Most patients reported mild to moderate side effects. The patients in our study were treated with very low doses of bortezomib and lenalidomide that did not cause toxicity detectable by laboratory parameters, and in which only few patients reported severe side effects (nausea, diarrhoeas). We believe these side effects were manageable and should not cause concern, even if serious in case of prolonged treatment with bortezomib. Our patients showed a great interest in receiving treatment for multiple myeloma or myelodysplastic syndromes as in general oncology wards. However, this did not appear to be a reason to refuse treatment to patients.

Anonymous Patient Answer

What are the chances of developing multiple myeloma?
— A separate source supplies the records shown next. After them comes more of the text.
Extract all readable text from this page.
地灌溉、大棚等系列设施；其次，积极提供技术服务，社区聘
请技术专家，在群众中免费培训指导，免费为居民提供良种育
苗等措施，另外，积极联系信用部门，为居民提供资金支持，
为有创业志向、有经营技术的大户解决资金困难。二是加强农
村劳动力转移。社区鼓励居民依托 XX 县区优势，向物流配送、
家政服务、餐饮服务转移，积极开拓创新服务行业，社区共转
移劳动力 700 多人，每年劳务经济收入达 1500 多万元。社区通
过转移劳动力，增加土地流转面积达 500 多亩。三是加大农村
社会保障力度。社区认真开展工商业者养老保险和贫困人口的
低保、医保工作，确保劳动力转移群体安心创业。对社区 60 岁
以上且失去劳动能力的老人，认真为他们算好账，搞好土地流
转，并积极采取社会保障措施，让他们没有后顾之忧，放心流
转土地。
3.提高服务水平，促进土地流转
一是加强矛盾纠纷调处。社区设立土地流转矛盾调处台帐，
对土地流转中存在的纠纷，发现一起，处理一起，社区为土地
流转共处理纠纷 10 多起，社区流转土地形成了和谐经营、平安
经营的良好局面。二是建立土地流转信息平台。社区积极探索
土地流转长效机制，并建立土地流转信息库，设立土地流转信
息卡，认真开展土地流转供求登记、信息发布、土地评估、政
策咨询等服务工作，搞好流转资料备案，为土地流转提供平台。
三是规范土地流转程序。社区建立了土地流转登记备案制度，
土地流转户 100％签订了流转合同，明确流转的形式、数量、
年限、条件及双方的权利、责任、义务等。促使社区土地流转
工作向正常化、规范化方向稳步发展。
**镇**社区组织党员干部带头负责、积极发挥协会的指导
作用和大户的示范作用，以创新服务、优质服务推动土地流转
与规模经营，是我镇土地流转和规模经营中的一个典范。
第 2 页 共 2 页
The current study has demonstrated that there is a definite lower chance of developing myeloma if the diagnosis of multiple myeloma is delayed. A delay from a period of time from diagnosis of multiple myeloma to commencement of treatment is likely to affect the clinical outcome of the disease.

Anonymous Patient Answer

Has treatment proven to be more effective than a placebo?

Although the efficacy results have been consistent, the majority of clinical trials have been too limited and small to be applicable to clinical practice. The high levels of heterogeneity among studies (interaction effect, statistical heterogeneity) preclude a straightforward conclusion to be reached from meta-analysis. There appears to be at least an initial difference in the mean survival rates for myeloma patients treated with alkylating agents (i.e. melphalan) compared to those treated with a control, and the results appear to be reliable.

Anonymous Patient Answer

How serious can multiple myeloma be?

Almost all patients with MM (97%) had low-grade tumor-burden disease at diagnosis and only 4% developed BMF. In contrast, MM patients tended to be older and have a worse PFS and OS. In a recent study, findings indicate that MM patients with no BMF should qualify for a watchful-waiting policy and that MM patients with BMF present more rapidly proliferative high-risk myeloma.